Le Blu-ray propose sans surprises une image magnifique, respectant à merveille la photographie souhaitée par Eastwood pour son film, ni trop glacée, ni trop feutrée, mais possédant quand même une « aura » un peu spéciale. Quant au son, il explose littéralement lors de la scène du tsunami, point d’orgue sonore de l’ensemble du film. Et donc en bonus, on a deux gros morceaux. Le premier est une sorte de making-of en plusieurs modules, pouvant être intégrés ou non au film, où chacun revient sur le film, sur son rôle, sur ses relations avec Eastwood, et laissant aussi la parole à des personnalités très au fait de ce genre d’histoires.
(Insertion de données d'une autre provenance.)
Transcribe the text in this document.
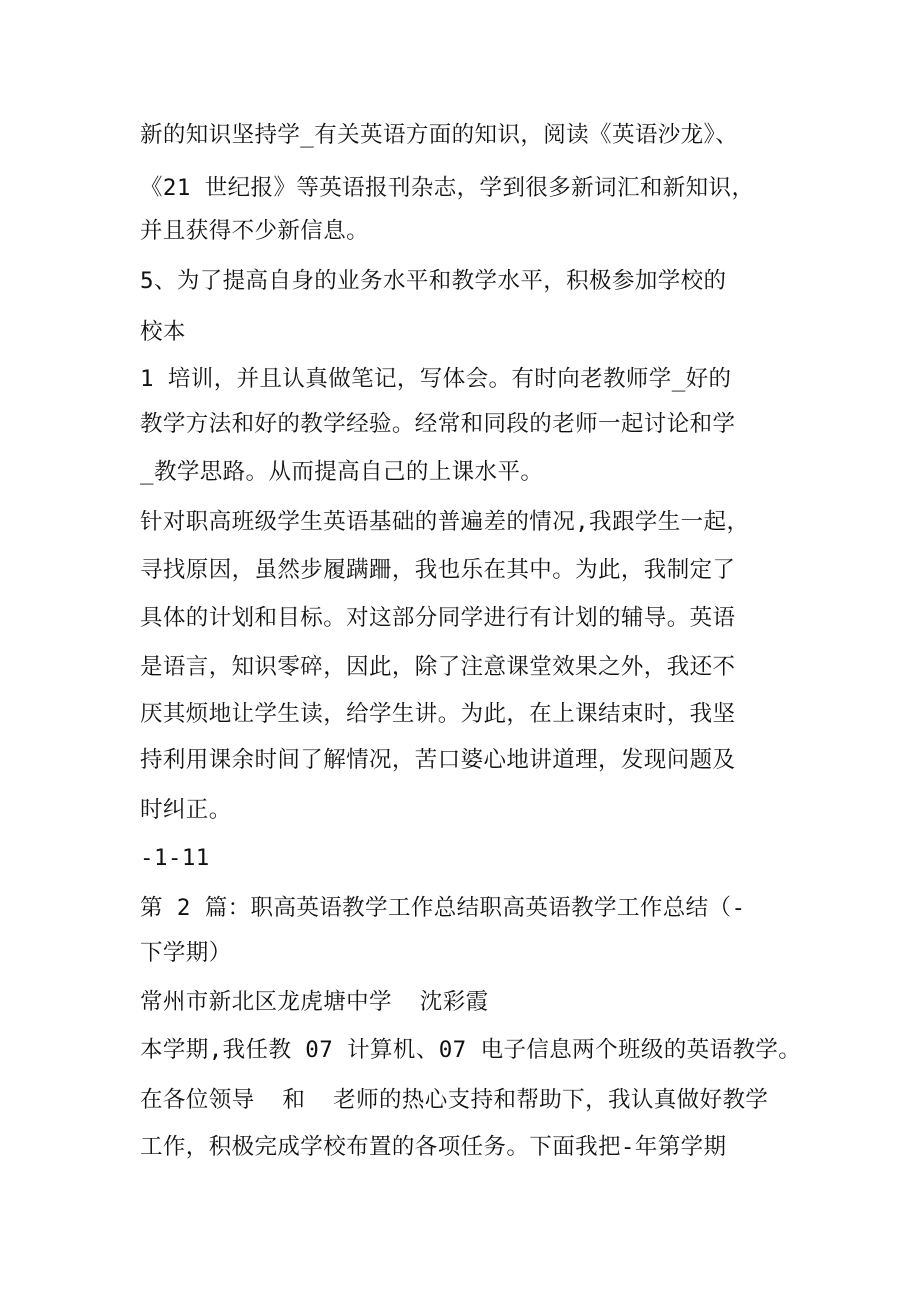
新的知识坚持学_有关英语方面的知识，阅读《英语沙龙》、
《21 世纪报》等英语报刊杂志，学到很多新词汇和新知识，
并且获得不少新信息。
5、为了提高自身的业务水平和教学水平，积极参加学校的
校本
1 培训，并且认真做笔记，写体会。有时向老教师学_好的
教学方法和好的教学经验。经常和同段的老师一起讨论和学
_教学思路。从而提高自己的上课水平。
针对职高班级学生英语基础的普遍差的情况,我跟学生一起，
寻找原因，虽然步履蹒跚，我也乐在其中。为此，我制定了
具体的计划和目标。对这部分同学进行有计划的辅导。英语
是语言，知识零碎，因此，除了注意课堂效果之外，我还不
厌其烦地让学生读，给学生讲。为此，在上课结束时，我坚
持利用课余时间了解情况，苦口婆心地讲道理，发现问题及
时纠正。
-1-11
第 2 篇：职高英语教学工作总结职高英语教学工作总结（-
下学期）
常州市新北区龙虎塘中学  沈彩霞
本学期,我任教 07 计算机、07 电子信息两个班级的英语教学。
在各位领导  和  老师的热心支持和帮助下，我认真做好教学
工作，积极完成学校布置的各项任务。下面我把-年第学期
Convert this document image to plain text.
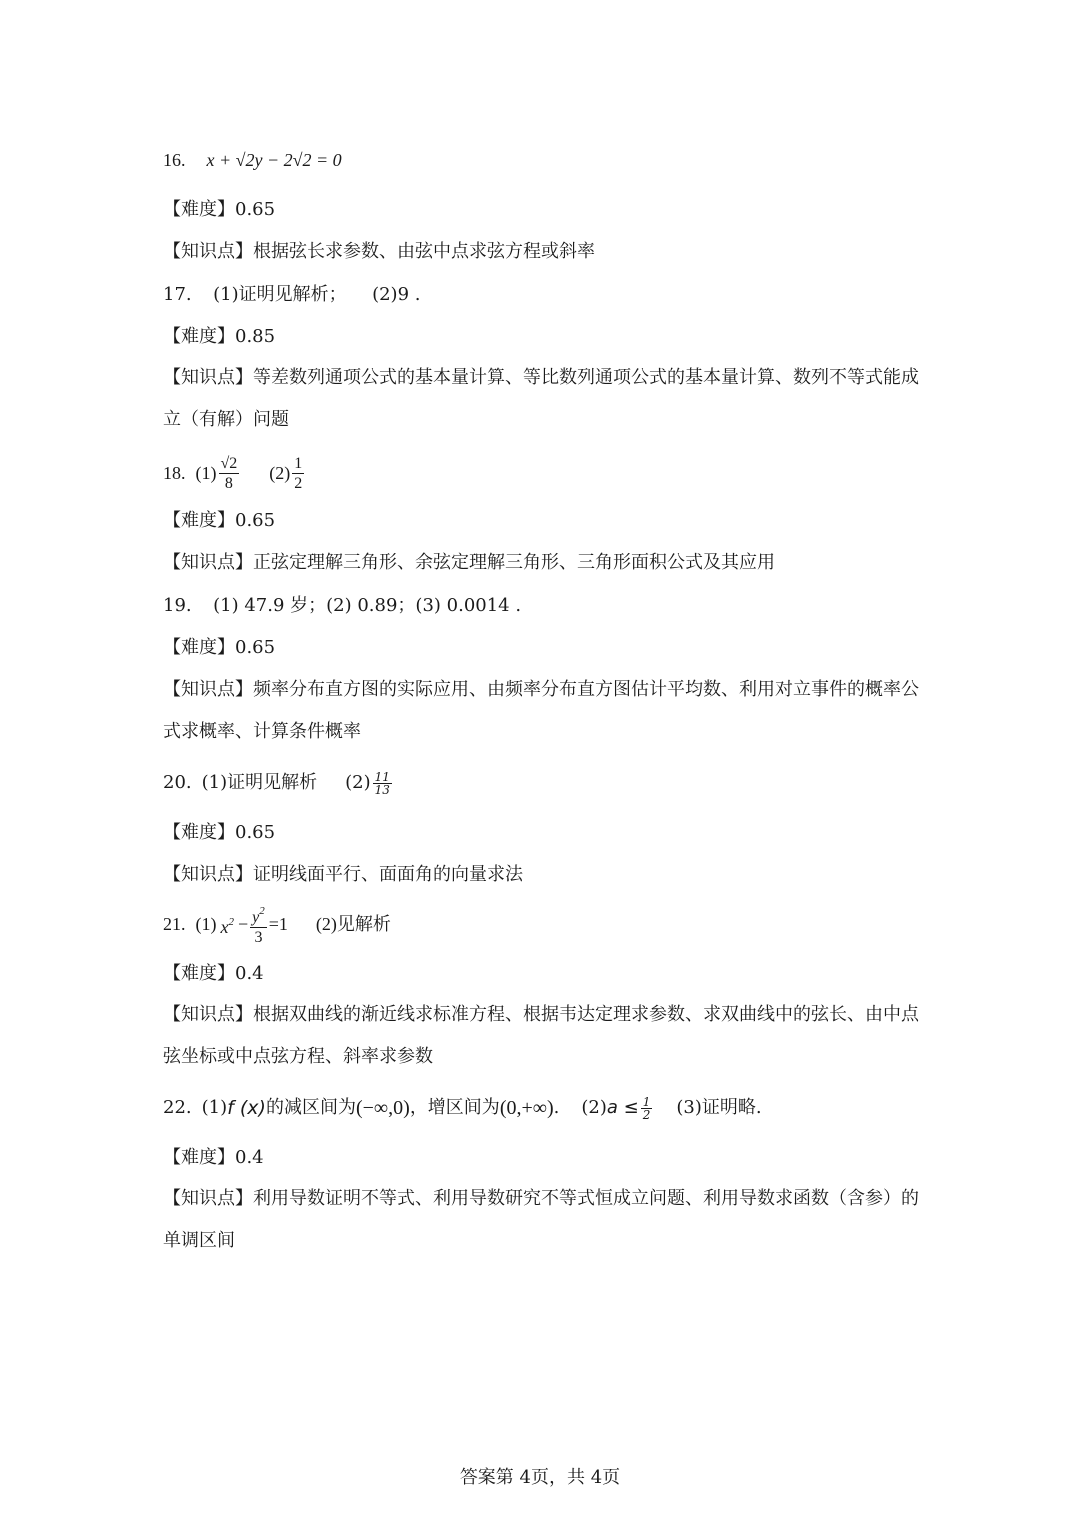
16. x + √2y − 2√2 = 0
【难度】0.65
【知识点】根据弦长求参数、由弦中点求弦方程或斜率
17. (1)证明见解析； (2)9 .
【难度】0.85
【知识点】等差数列通项公式的基本量计算、等比数列通项公式的基本量计算、数列不等式能成立（有解）问题
18. $(1) \frac{√2}{8} (2) \frac{1}{2}$
【难度】0.65
【知识点】正弦定理解三角形、余弦定理解三角形、三角形面积公式及其应用
19. (1) 47.9 岁；(2) 0.89；(3) 0.0014 .
【难度】0.65
【知识点】频率分布直方图的实际应用、由频率分布直方图估计平均数、利用对立事件的概率公式求概率、计算条件概率
20. (1)证明见解析 $(2) \frac{11}{13}$
【难度】0.65
【知识点】证明线面平行、面面角的向量求法
21. (1) $x^2 - \frac{y^2}{3} =1$ (2)见解析
【难度】0.4
【知识点】根据双曲线的渐近线求标准方程、根据韦达定理求参数、求双曲线中的弦长、由中点弦坐标或中点弦方程、斜率求参数
22. (1) f (x) 的减区间为 (−∞,0) ，增区间为 (0,+∞) . (2) $a \le \frac{1}{2} (3)$证明略.
【难度】0.4
【知识点】利用导数证明不等式、利用导数研究不等式恒成立问题、利用导数求函数（含参）的单调区间
答案第 4页，共 4页
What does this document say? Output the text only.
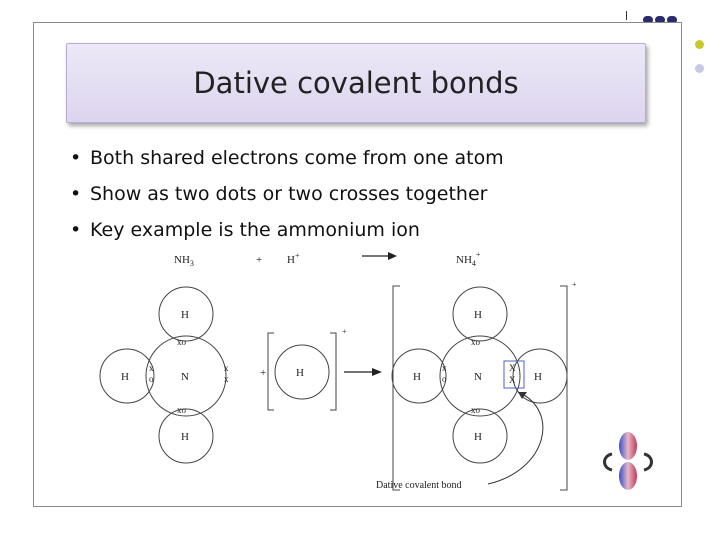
Dative covalent bonds
• Both shared electrons come from one atom
• Show as two dots or two crosses together
• Key example is the ammonium ion
$NH_3$	+ H+	$NH_4^+$
H
N
H
H
xo
xo
x
o
x
x	+
+
H
+
H
N
H
H	H
xo
xo
x
o
X
X
Dative covalent bond
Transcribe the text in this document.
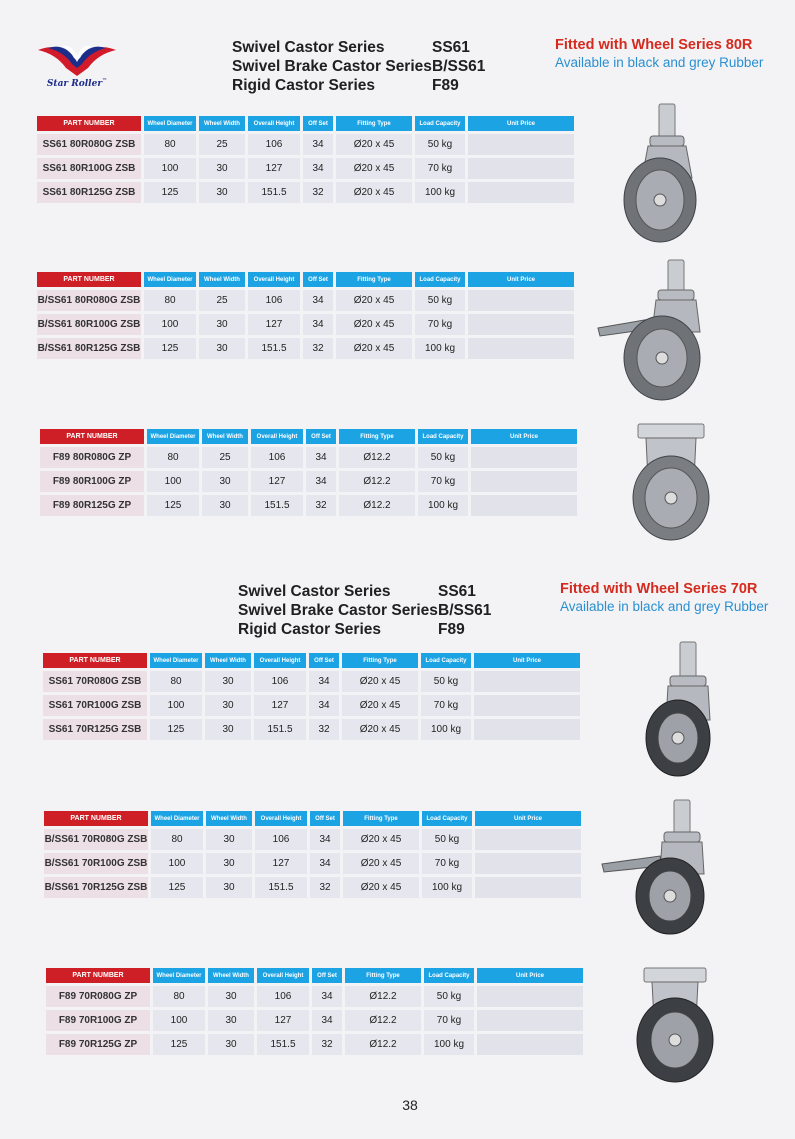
Star Roller™
Swivel Castor Series	SS61
Swivel Brake Castor Series B/SS61
Rigid Castor Series	F89
Fitted with Wheel Series 80R
Available in black and grey Rubber
PART NUMBER	Wheel Diameter	Wheel Width	Overall Height	Off Set	Fitting Type	Load Capacity	Unit Price
SS61 80R080G ZSB	80	25	106	34	Ø20 x 45	50 kg	
SS61 80R100G ZSB	100	30	127	34	Ø20 x 45	70 kg	
SS61 80R125G ZSB	125	30	151.5	32	Ø20 x 45	100 kg	
PART NUMBER	Wheel Diameter	Wheel Width	Overall Height	Off Set	Fitting Type	Load Capacity	Unit Price
B/SS61 80R080G ZSB	80	25	106	34	Ø20 x 45	50 kg	
B/SS61 80R100G ZSB	100	30	127	34	Ø20 x 45	70 kg	
B/SS61 80R125G ZSB	125	30	151.5	32	Ø20 x 45	100 kg	
PART NUMBER	Wheel Diameter	Wheel Width	Overall Height	Off Set	Fitting Type	Load Capacity	Unit Price
F89 80R080G ZP	80	25	106	34	Ø12.2	50 kg	
F89 80R100G ZP	100	30	127	34	Ø12.2	70 kg	
F89 80R125G ZP	125	30	151.5	32	Ø12.2	100 kg	
PART NUMBER	Wheel Diameter	Wheel Width	Overall Height	Off Set	Fitting Type	Load Capacity	Unit Price
SS61 70R080G ZSB	80	30	106	34	Ø20 x 45	50 kg	
SS61 70R100G ZSB	100	30	127	34	Ø20 x 45	70 kg	
SS61 70R125G ZSB	125	30	151.5	32	Ø20 x 45	100 kg	
PART NUMBER	Wheel Diameter	Wheel Width	Overall Height	Off Set	Fitting Type	Load Capacity	Unit Price
B/SS61 70R080G ZSB	80	30	106	34	Ø20 x 45	50 kg	
B/SS61 70R100G ZSB	100	30	127	34	Ø20 x 45	70 kg	
B/SS61 70R125G ZSB	125	30	151.5	32	Ø20 x 45	100 kg	
PART NUMBER	Wheel Diameter	Wheel Width	Overall Height	Off Set	Fitting Type	Load Capacity	Unit Price
F89 70R080G ZP	80	30	106	34	Ø12.2	50 kg	
F89 70R100G ZP	100	30	127	34	Ø12.2	70 kg	
F89 70R125G ZP	125	30	151.5	32	Ø12.2	100 kg	
Swivel Castor Series	SS61
Swivel Brake Castor Series B/SS61
Rigid Castor Series	F89
Fitted with Wheel Series 70R
Available in black and grey Rubber
38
Le plus marrant étant les réponses de chacun quand on leur demande s’il ou elle croit en quelque chose « après » : pour certains, c’est un « non » ferme (le producteur Robert Lorenz), d’autres sont mitigées, d’autres croient en ce qu’ils ne savent pas ce que c’est ( !!!) et enfin, Eastwood répond qu’il y croit là, à l’instant de la question, mais qu’après, il pensera autre chose ! Et donc, l’autre gros morceau, c’est « The Eastwood Factor », grand portrait de la dernière grande légende vivante du 7ème Art. Oui, car à cette échelle, il n’y a plus que lui. Avant d’aller plus loi, la fin du documentaire montre une image étrange, un peu décalée, pour je ne sais quelle raison. Autrement, ça commence lors du tournage de « Invictus » avec Morgan Freeman en voix off. Tout y passe quasiment, le documentaire est signé Richard Shickel (son biographe), sa carrière est survolée, la parole est donnée à ses plus proches collaborateurs comme aux autres, on y parle de sa relation avec la Warner, laquelle lui a même concédé un studio d’enregistrement qui allait être détruit et qu’Eastwood à réussi à sauver, donnant ainsi son nom à ce studio dans lequel il a enregistré toutes les musiques de ses derniers films (mais ils n’ont pas voulu changer le nom de Warner Bros. au profit de Eastwood Bros. : Clint a de l’humour !), et cela se termine à Carmel où il vit depuis près de quarante ans, dans un endroit où il aime vivre et où le grand Clint Eastwood dit simplement en conclusion que tant que les gens aimeront le suivre sur ce qu’il propose et qu’il continuera de s’intéresser à toute histoire qui l’interpelle, il continuera de faire des films. Dieu, le jour où il disparaitra lui, il manquera un grand chapitre de l’histoire du cinéma.
Note film : 6/10
Blu-ray : copie magnifique, format d’origine 2.41, image 16/9ème - Bonus (vostf) : 10/10 : making-of - documentaire « The Eastwood factor », version longue en HD.